Canciones y otras composiciones musicales, obras de las artes plásticas,
danzas y espectáculos escénicos, textos literarios, edificaciones y diseños de
lugares públicos, pero, sobre todo en la actualidad, las realizaciones
audiovisuales tienen la posibilidad de cortar nuestro aliento dejándolo
suspendido de la próxima nota, palabra o escena.
Cuando dicha emoción interior sucede, incluso no estando de acuerdo en
todo lo que se expresa, nos encontramos ante una obra que, aunque la crítica
especializada no avale, reúne una belleza esencial.

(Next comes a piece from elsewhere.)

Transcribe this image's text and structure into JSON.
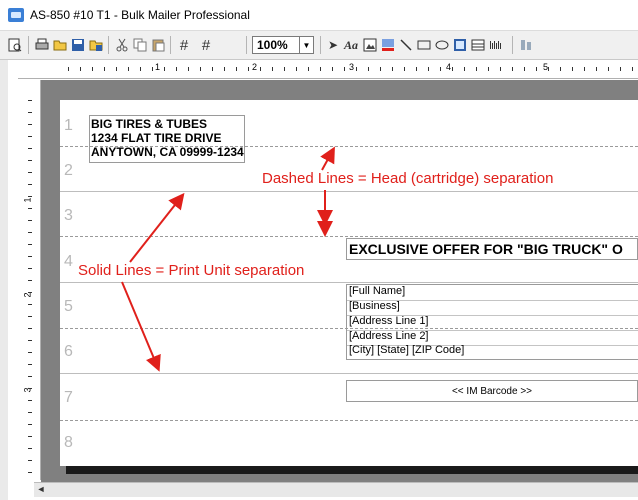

La película musical El violinista en el tejado, tan sencilla, en principio,
desde el punto de vista formal y del argumento, quizás esconda una
experiencia semejante a la antes descrita. Y si esto puede suceder es porque
en ella se discuten, con seriedad y sentido del entretenimiento, no pocos
problemas medulares de la vida cotidiana: la felicidad individual, la defensa
de la familia, la prosperidad económica, el amor, el matrimonio, la
convivencia comunitaria y con otros pueblos y etnias diferentes, la religión
y, el tema principal, la relación compleja entre la tradición y la ruptura.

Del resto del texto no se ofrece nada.